# Mounting Screw Mount Lenses



## wjk (Jan 13, 2007)

Hello---any tips on the best way to mount Leica/Canon screw mount lenses?---ie, best way to align the threads etc.--Thanks.


----------



## Torus34 (Jan 13, 2007)

"Gently, Brother, gently, pray!"

[from The Rubaiyat of Omar Khayyam, 37th verse, 3rd edition.  Fitzgerald.]


----------



## Jeff Canes (Jan 13, 2007)

Sorry, but that oddest question ever or you left something out.:???: 

Leica L39 mount is and was used by several different camera companies including Canon. Most L39 lens should work on any camera with the L39 mount. It&#8217;s a tread and you simply tread it on. That&#8217;s it. If the lens or camera has been cross-thread they will need repairing.

Now if you want to use these lenses on a camera without the L39 mount. You will need to get a lens adapter.
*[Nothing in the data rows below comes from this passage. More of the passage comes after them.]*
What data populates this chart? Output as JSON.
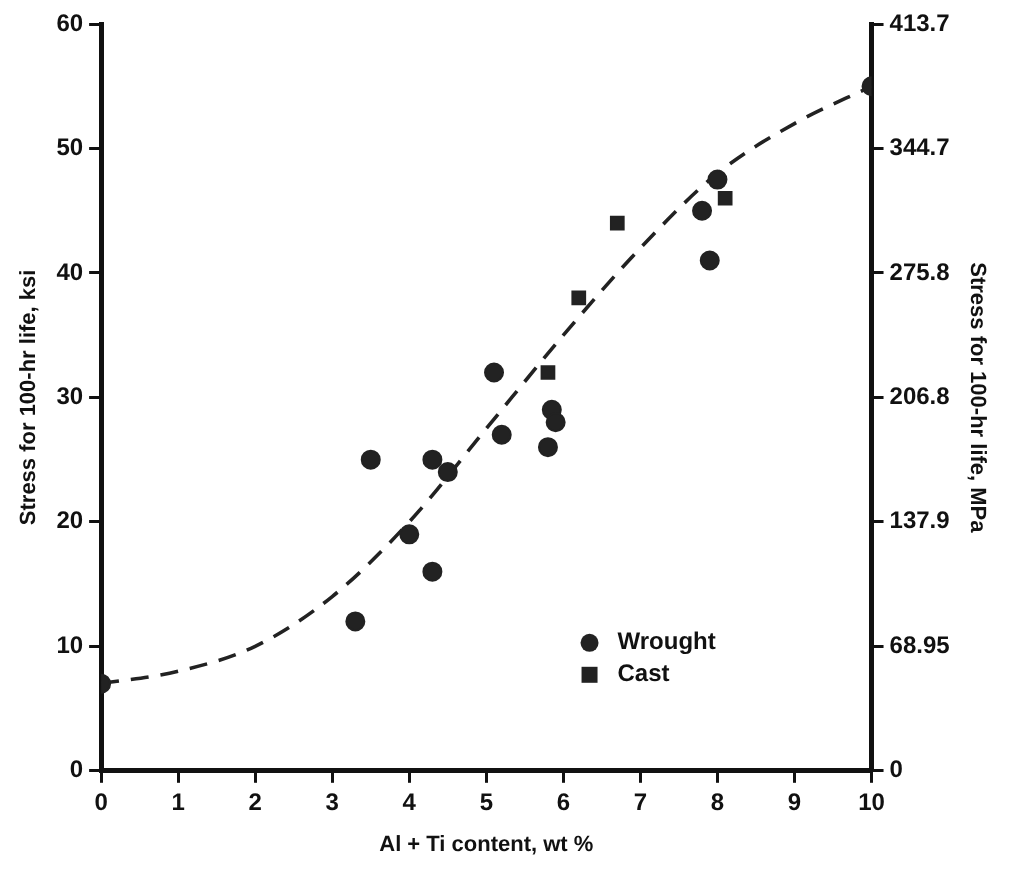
{
  "chart_data": {
    "type": "scatter",
    "xlabel": "Al + Ti content, wt %",
    "ylabel": "Stress for 100-hr life, ksi",
    "y2label": "Stress for 100-hr life, MPa",
    "xlim": [
      0,
      10
    ],
    "xticks": [
      0,
      1,
      2,
      3,
      4,
      5,
      6,
      7,
      8,
      9,
      10
    ],
    "ylim": [
      0,
      60
    ],
    "yticks": [
      0,
      10,
      20,
      30,
      40,
      50,
      60
    ],
    "y2lim": [
      0,
      413.7
    ],
    "y2ticks": [
      0,
      68.95,
      137.9,
      206.8,
      275.8,
      344.7,
      413.7
    ],
    "grid": false,
    "legend": "bottom right",
    "series": [
      {
        "name": "Wrought",
        "color": "#222222",
        "marker": "circle",
        "x": [
          0,
          3.3,
          3.5,
          4.0,
          4.3,
          4.3,
          4.5,
          5.1,
          5.2,
          5.85,
          5.9,
          5.8,
          7.9,
          7.8,
          8.0,
          10
        ],
        "values": [
          7,
          12,
          25,
          19,
          25,
          16,
          24,
          32,
          27,
          29,
          28,
          26,
          41,
          45,
          47.5,
          55
        ]
      },
      {
        "name": "Cast",
        "color": "#222222",
        "marker": "square",
        "x": [
          5.8,
          6.2,
          6.7,
          8.1
        ],
        "values": [
          32,
          38,
          44,
          46
        ]
      },
      {
        "type": "line",
        "color": "#222222",
        "line_style": "dashed",
        "marker": "none",
        "x": [
          0,
          1,
          2,
          3,
          4,
          5,
          6,
          7,
          8,
          9,
          10
        ],
        "values": [
          7,
          8,
          10,
          14,
          20,
          27.5,
          35,
          42,
          48,
          52,
          55
        ]
      }
    ]
  }
}
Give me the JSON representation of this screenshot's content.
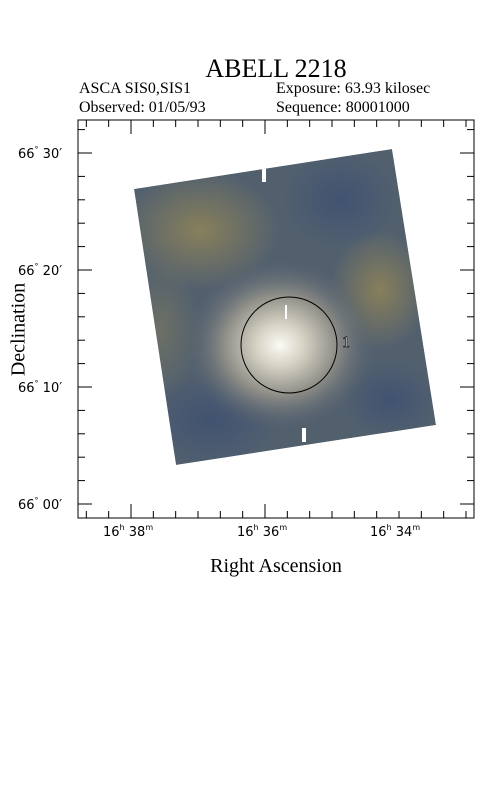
{
  "header": {
    "title": "ABELL 2218",
    "instrument": "ASCA SIS0,SIS1",
    "observed": "Observed: 01/05/93",
    "exposure": "Exposure: 63.93 kilosec",
    "sequence": "Sequence: 80001000"
  },
  "axes": {
    "xlabel": "Right Ascension",
    "ylabel": "Declination",
    "x_ticks": [
      {
        "h": "16",
        "m": "38"
      },
      {
        "h": "16",
        "m": "36"
      },
      {
        "h": "16",
        "m": "34"
      }
    ],
    "y_ticks": [
      {
        "deg": "66",
        "min": "30"
      },
      {
        "deg": "66",
        "min": "20"
      },
      {
        "deg": "66",
        "min": "10"
      },
      {
        "deg": "66",
        "min": "00"
      }
    ]
  },
  "annotation": {
    "source_label": "1"
  },
  "colors": {
    "frame": "#000000",
    "image_base": "#4a5a6a",
    "image_warm": "#8a7d55",
    "core": "#f4f2ea",
    "circle": "#000000"
  }
}
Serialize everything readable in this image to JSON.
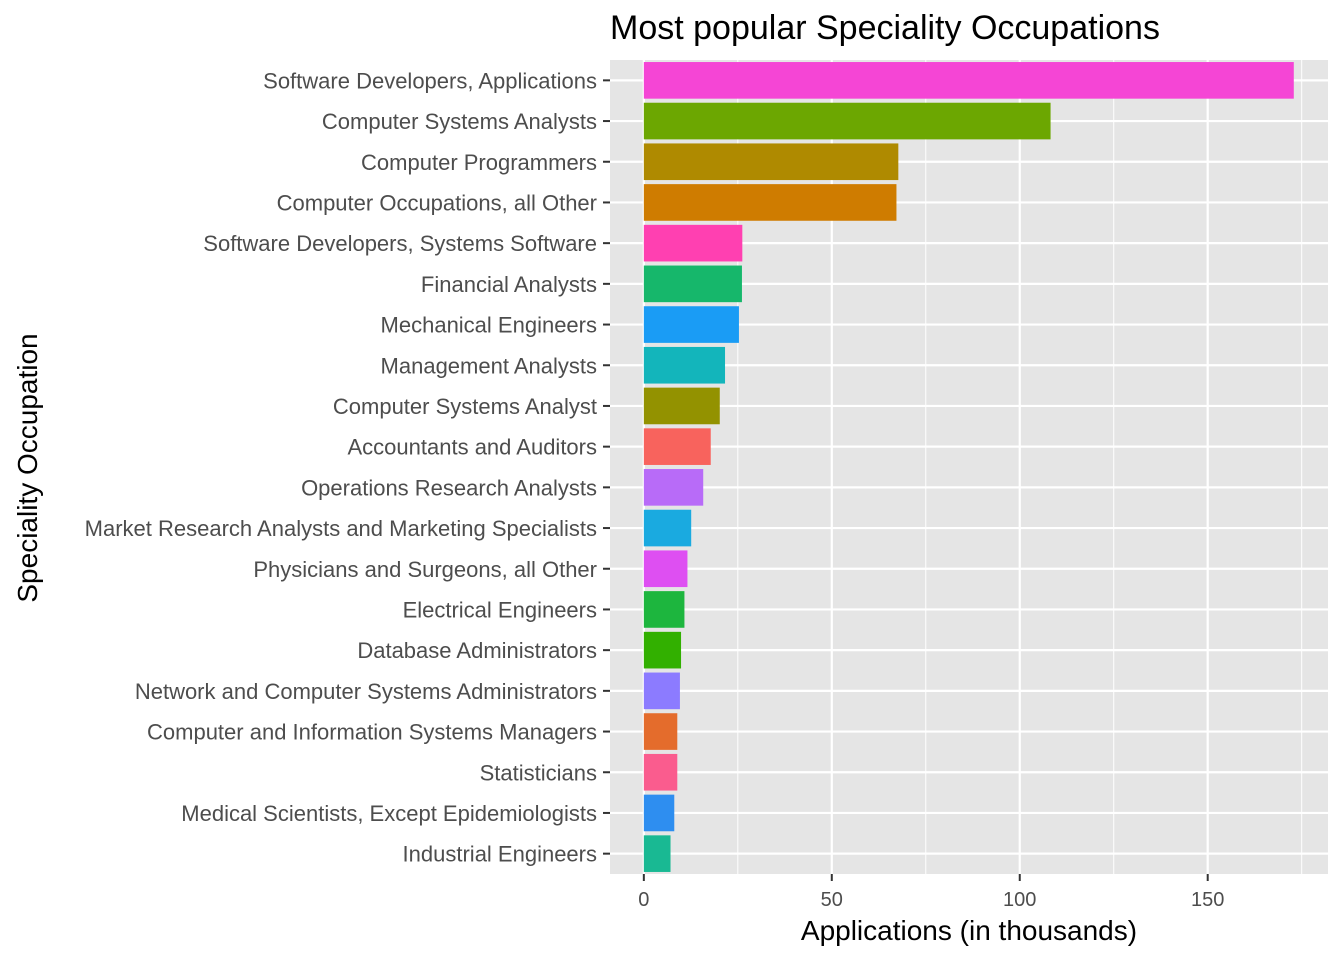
{
  "chart_data": {
    "type": "bar",
    "orientation": "horizontal",
    "title": "Most popular Speciality Occupations",
    "xlabel": "Applications (in thousands)",
    "ylabel": "Speciality Occupation",
    "xlim": [
      -9,
      182
    ],
    "xticks": [
      0,
      50,
      100,
      150
    ],
    "grid": true,
    "legend": "none",
    "categories": [
      "Software Developers, Applications",
      "Computer Systems Analysts",
      "Computer Programmers",
      "Computer Occupations, all Other",
      "Software Developers, Systems Software",
      "Financial Analysts",
      "Mechanical Engineers",
      "Management Analysts",
      "Computer Systems Analyst",
      "Accountants and Auditors",
      "Operations Research Analysts",
      "Market Research Analysts and Marketing Specialists",
      "Physicians and Surgeons, all Other",
      "Electrical Engineers",
      "Database Administrators",
      "Network and Computer Systems Administrators",
      "Computer and Information Systems Managers",
      "Statisticians",
      "Medical Scientists, Except Epidemiologists",
      "Industrial Engineers"
    ],
    "values": [
      172.9,
      108.2,
      67.7,
      67.2,
      26.2,
      26.1,
      25.3,
      21.6,
      20.2,
      17.8,
      15.8,
      12.6,
      11.6,
      10.8,
      9.9,
      9.6,
      8.9,
      8.9,
      8.1,
      7.1
    ],
    "colors": [
      "#F545D5",
      "#6CA701",
      "#AF8A00",
      "#CF7C00",
      "#FF40B1",
      "#16B76B",
      "#1A9CF5",
      "#13B5BB",
      "#939200",
      "#F8635D",
      "#B86BF8",
      "#1AAAE0",
      "#DE4FF2",
      "#1DB63E",
      "#32B000",
      "#8C7BFF",
      "#E46C2C",
      "#FA5C8E",
      "#2E8EF0",
      "#19B993"
    ]
  },
  "style": {
    "panel_bg": "#E5E5E5",
    "grid_color": "#FFFFFF",
    "text_color": "#4d4d4d"
  }
}
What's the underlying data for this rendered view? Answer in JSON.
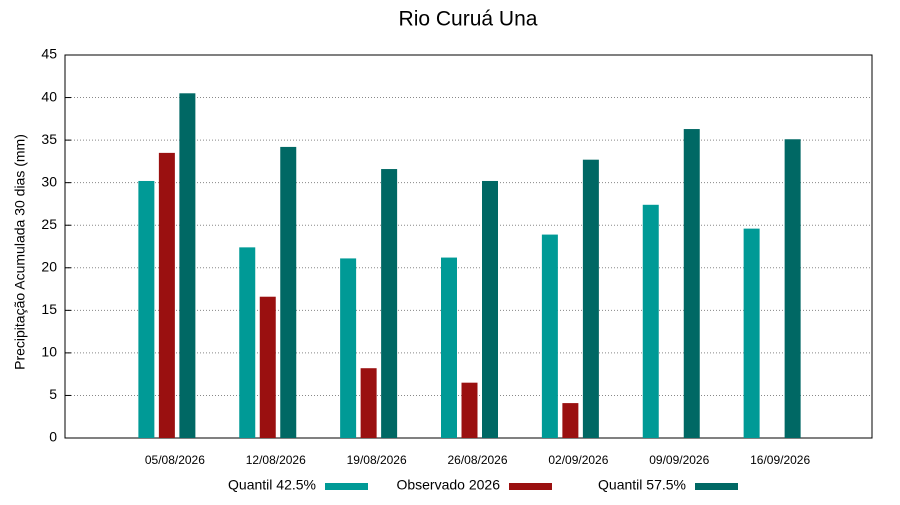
{
  "chart_data": {
    "type": "bar",
    "title": "Rio Curuá Una",
    "y_label": "Precipitação Acumulada 30 dias (mm)",
    "categories": [
      "05/08/2026",
      "12/08/2026",
      "19/08/2026",
      "26/08/2026",
      "02/09/2026",
      "09/09/2026",
      "16/09/2026"
    ],
    "series": [
      {
        "name": "Quantil 42.5%",
        "color": "#009a96",
        "values": [
          30.2,
          22.4,
          21.1,
          21.2,
          23.9,
          27.4,
          24.6
        ]
      },
      {
        "name": "Observado 2026",
        "color": "#9a1010",
        "values": [
          33.5,
          16.6,
          8.2,
          6.5,
          4.1,
          null,
          null
        ]
      },
      {
        "name": "Quantil 57.5%",
        "color": "#006864",
        "values": [
          40.5,
          34.2,
          31.6,
          30.2,
          32.7,
          36.3,
          35.1
        ]
      }
    ],
    "ylim": [
      0,
      45
    ],
    "yticks": [
      0,
      5,
      10,
      15,
      20,
      25,
      30,
      35,
      40,
      45
    ],
    "grid": true,
    "legend": "bottom"
  }
}
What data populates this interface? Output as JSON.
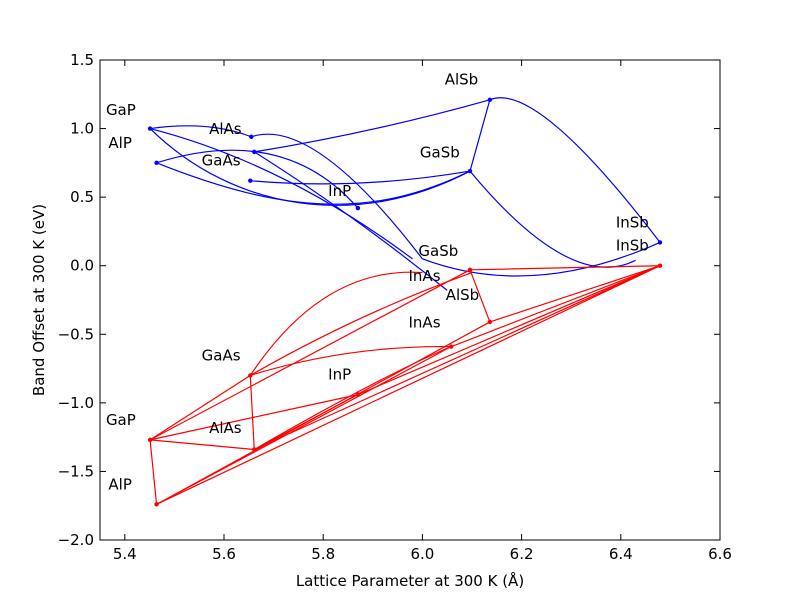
{
  "chart_data": {
    "type": "line",
    "xlabel": "Lattice Parameter at 300 K (Å)",
    "ylabel": "Band Offset at 300 K (eV)",
    "xlim": [
      5.35,
      6.6
    ],
    "ylim": [
      -2.0,
      1.5
    ],
    "xticks": [
      "5.4",
      "5.6",
      "5.8",
      "6.0",
      "6.2",
      "6.4",
      "6.6"
    ],
    "yticks": [
      "1.5",
      "1.0",
      "0.5",
      "0.0",
      "−0.5",
      "−1.0",
      "−1.5",
      "−2.0"
    ],
    "grid": false,
    "colors": {
      "conduction": "#0000ff",
      "valence": "#ff0000"
    },
    "series": [
      {
        "band": "conduction",
        "points": [
          {
            "x": 5.451,
            "y": 1.0
          },
          {
            "x": 5.464,
            "y": 0.75
          },
          {
            "x": 5.653,
            "y": 0.62
          },
          {
            "x": 5.655,
            "y": 0.94
          },
          {
            "x": 5.661,
            "y": 0.83
          },
          {
            "x": 5.87,
            "y": 0.42
          },
          {
            "x": 6.096,
            "y": 0.69
          },
          {
            "x": 6.136,
            "y": 1.21
          },
          {
            "x": 6.479,
            "y": 0.17
          }
        ],
        "curves": [
          {
            "x": [
              5.451,
              5.57,
              5.655
            ],
            "y": [
              1.0,
              1.06,
              0.94
            ]
          },
          {
            "x": [
              5.464,
              5.72,
              5.87
            ],
            "y": [
              0.75,
              1.04,
              0.42
            ]
          },
          {
            "x": [
              5.661,
              5.9,
              6.136
            ],
            "y": [
              0.83,
              0.97,
              1.21
            ]
          },
          {
            "x": [
              6.136,
              6.23,
              6.479
            ],
            "y": [
              1.21,
              1.35,
              0.17
            ]
          },
          {
            "x": [
              6.136,
              6.096
            ],
            "y": [
              1.21,
              0.69
            ]
          },
          {
            "x": [
              5.653,
              5.87,
              6.096
            ],
            "y": [
              0.62,
              0.55,
              0.69
            ]
          },
          {
            "x": [
              5.451,
              5.62,
              5.87,
              6.096
            ],
            "y": [
              1.0,
              0.4,
              0.26,
              0.69
            ]
          },
          {
            "x": [
              5.464,
              5.72,
              5.9,
              6.096
            ],
            "y": [
              0.75,
              0.38,
              0.34,
              0.69
            ]
          },
          {
            "x": [
              5.451,
              5.72,
              5.98
            ],
            "y": [
              1.0,
              0.75,
              0.05
            ]
          },
          {
            "x": [
              5.655,
              5.78,
              6.0
            ],
            "y": [
              0.94,
              1.09,
              0.05
            ]
          },
          {
            "x": [
              5.661,
              5.85,
              6.05
            ],
            "y": [
              0.83,
              0.4,
              -0.18
            ]
          },
          {
            "x": [
              6.096,
              6.3,
              6.43
            ],
            "y": [
              0.69,
              -0.2,
              0.04
            ]
          },
          {
            "x": [
              6.0,
              6.22,
              6.479
            ],
            "y": [
              0.05,
              -0.25,
              0.17
            ]
          }
        ]
      },
      {
        "band": "valence",
        "points": [
          {
            "x": 5.451,
            "y": -1.27
          },
          {
            "x": 5.464,
            "y": -1.74
          },
          {
            "x": 5.653,
            "y": -0.8
          },
          {
            "x": 5.661,
            "y": -1.34
          },
          {
            "x": 5.87,
            "y": -0.94
          },
          {
            "x": 6.058,
            "y": -0.59
          },
          {
            "x": 6.096,
            "y": -0.03
          },
          {
            "x": 6.136,
            "y": -0.41
          },
          {
            "x": 6.479,
            "y": 0.0
          }
        ],
        "curves": [
          {
            "x": [
              5.451,
              5.464
            ],
            "y": [
              -1.27,
              -1.74
            ]
          },
          {
            "x": [
              5.451,
              5.653
            ],
            "y": [
              -1.27,
              -0.8
            ]
          },
          {
            "x": [
              5.653,
              5.661
            ],
            "y": [
              -0.8,
              -1.34
            ]
          },
          {
            "x": [
              5.451,
              6.096
            ],
            "y": [
              -1.27,
              -0.03
            ]
          },
          {
            "x": [
              5.451,
              5.661
            ],
            "y": [
              -1.27,
              -1.34
            ]
          },
          {
            "x": [
              5.661,
              5.87
            ],
            "y": [
              -1.34,
              -0.94
            ]
          },
          {
            "x": [
              5.451,
              5.87
            ],
            "y": [
              -1.27,
              -0.94
            ]
          },
          {
            "x": [
              5.464,
              6.479
            ],
            "y": [
              -1.74,
              0.0
            ]
          },
          {
            "x": [
              5.464,
              6.058
            ],
            "y": [
              -1.74,
              -0.59
            ]
          },
          {
            "x": [
              5.464,
              6.136
            ],
            "y": [
              -1.74,
              -0.41
            ]
          },
          {
            "x": [
              5.661,
              6.479
            ],
            "y": [
              -1.34,
              0.0
            ]
          },
          {
            "x": [
              5.87,
              6.479
            ],
            "y": [
              -0.94,
              0.0
            ]
          },
          {
            "x": [
              6.058,
              6.479
            ],
            "y": [
              -0.59,
              0.0
            ]
          },
          {
            "x": [
              6.136,
              6.479
            ],
            "y": [
              -0.41,
              0.0
            ]
          },
          {
            "x": [
              6.096,
              6.479
            ],
            "y": [
              -0.03,
              0.0
            ]
          },
          {
            "x": [
              6.096,
              6.136
            ],
            "y": [
              -0.03,
              -0.41
            ]
          },
          {
            "x": [
              5.653,
              5.85,
              6.058
            ],
            "y": [
              -0.8,
              -0.58,
              -0.59
            ]
          },
          {
            "x": [
              5.653,
              5.87,
              6.1
            ],
            "y": [
              -0.8,
              -0.35,
              -0.05
            ]
          },
          {
            "x": [
              5.653,
              5.8,
              6.0
            ],
            "y": [
              -0.8,
              0.0,
              -0.05
            ]
          },
          {
            "x": [
              5.661,
              5.92,
              6.058
            ],
            "y": [
              -1.34,
              -0.8,
              -0.59
            ]
          }
        ]
      }
    ],
    "annotations": [
      {
        "text": "GaP",
        "x": 5.362,
        "y": 1.1
      },
      {
        "text": "AlP",
        "x": 5.367,
        "y": 0.86
      },
      {
        "text": "AlAs",
        "x": 5.57,
        "y": 0.96
      },
      {
        "text": "GaAs",
        "x": 5.555,
        "y": 0.73
      },
      {
        "text": "InP",
        "x": 5.81,
        "y": 0.51
      },
      {
        "text": "AlSb",
        "x": 6.045,
        "y": 1.32
      },
      {
        "text": "GaSb",
        "x": 5.995,
        "y": 0.79
      },
      {
        "text": "InSb",
        "x": 6.39,
        "y": 0.28
      },
      {
        "text": "GaSb",
        "x": 5.992,
        "y": 0.07
      },
      {
        "text": "InAs",
        "x": 5.972,
        "y": -0.11
      },
      {
        "text": "InSb",
        "x": 6.39,
        "y": 0.11
      },
      {
        "text": "AlSb",
        "x": 6.047,
        "y": -0.25
      },
      {
        "text": "InAs",
        "x": 5.972,
        "y": -0.45
      },
      {
        "text": "GaAs",
        "x": 5.555,
        "y": -0.69
      },
      {
        "text": "InP",
        "x": 5.81,
        "y": -0.83
      },
      {
        "text": "GaP",
        "x": 5.362,
        "y": -1.16
      },
      {
        "text": "AlAs",
        "x": 5.57,
        "y": -1.22
      },
      {
        "text": "AlP",
        "x": 5.367,
        "y": -1.63
      }
    ]
  }
}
In the US http://cameraquest.com/ is a good place to start and then Ebay


----------



## Jeremy Z (Jan 13, 2007)

When you first start to mount the lens, turn it counter-clockwise slowly until you hear/feel it 'click' just a bit.  This means that the beginning of the threads are lined up, and there is much less chance of cross-threading that way.

This works on ALL threads, not just screw mount lenses.  It is especially effective when something is threaded into a soft material, like plastic or wood, and you don't want to cross-thread it and start new threads; it gets weaker each time.

But still, be gentle.


----------



## Mitica100 (Jan 14, 2007)

All good advices!   However, I never had a problem aligning the threads with Leicas or Canons. They are so well made that it's practically impossible to mis-align them. Follow Jeremy's advice and you should never have a problem.


----------



## usayit (Jan 14, 2007)

Same advice I use for bolts and nuts in general.  Ever cross thread a spark plug into an aluminum engine??


----------